Mais les Fêtes ne brisent pas nécessairement la solitude, d’abord parce que, pour les prisonniers, les visites coûtent cher. « On a droit à trois ou quatre visiteurs et ça coûte 8 $ par personne, explique Marco. À 15 $ de salaire par semaine, ça nous prend deux semaines de salaire pour inviter notre monde. »

Alors plusieurs détenus finissent par passer Noël seuls. Mais les chanceux qui reçoivent des visites ne passent pas nécessairement un meilleur moment. Les conjoints reprochent parfois aux détenus le fait qu’ils ont abandonné leur famille, et certains enfants hurlent et pleurent quand vient le moment de partir.

« Bien évidemment, il y a [des détenus] qui craquent, explique Marco. C’est le soir dans leurs cellules qu’ils pleurent, pas devant le monde, parce que c’est un signe de faiblesse. »

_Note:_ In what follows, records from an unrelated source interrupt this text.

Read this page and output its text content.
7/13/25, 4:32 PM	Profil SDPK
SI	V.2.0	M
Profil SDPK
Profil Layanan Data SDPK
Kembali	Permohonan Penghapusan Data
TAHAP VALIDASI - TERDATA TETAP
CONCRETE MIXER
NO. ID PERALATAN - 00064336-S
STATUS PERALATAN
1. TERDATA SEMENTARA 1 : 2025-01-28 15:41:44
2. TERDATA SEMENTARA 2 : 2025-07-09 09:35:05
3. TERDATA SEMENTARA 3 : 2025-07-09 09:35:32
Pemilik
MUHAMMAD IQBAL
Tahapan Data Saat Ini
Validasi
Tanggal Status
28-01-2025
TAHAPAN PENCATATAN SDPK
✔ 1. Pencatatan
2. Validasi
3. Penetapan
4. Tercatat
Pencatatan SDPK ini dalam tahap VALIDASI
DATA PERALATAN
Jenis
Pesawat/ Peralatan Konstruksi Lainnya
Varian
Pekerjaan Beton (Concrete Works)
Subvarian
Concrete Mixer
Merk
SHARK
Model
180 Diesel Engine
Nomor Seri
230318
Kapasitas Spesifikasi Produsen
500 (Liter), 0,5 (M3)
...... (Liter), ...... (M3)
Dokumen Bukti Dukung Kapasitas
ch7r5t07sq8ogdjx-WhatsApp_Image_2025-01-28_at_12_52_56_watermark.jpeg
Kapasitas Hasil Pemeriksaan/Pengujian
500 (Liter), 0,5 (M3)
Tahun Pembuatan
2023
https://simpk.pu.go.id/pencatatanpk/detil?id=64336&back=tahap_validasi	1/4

Marco vient de purger une peine de trois ans — et donc, de trois Noëls — pour une histoire de trafic de stupéfiants.

Vu son « choix de carrière », Marco s’était fait à l’idée qu’il passerait éventuellement quelques années en prison. Il avoue tout de même que son premier Noël en dedans était crève-cœur. « J’ai appelé ma famille d’une cabine téléphonique, ils m’ont passé à tout le monde. Tu les entends pleurer et tu ne peux pas être là avec eux, dit-il. J’ai trouvé ça difficile à vivre, ça me faisait une boule dans l’estomac. »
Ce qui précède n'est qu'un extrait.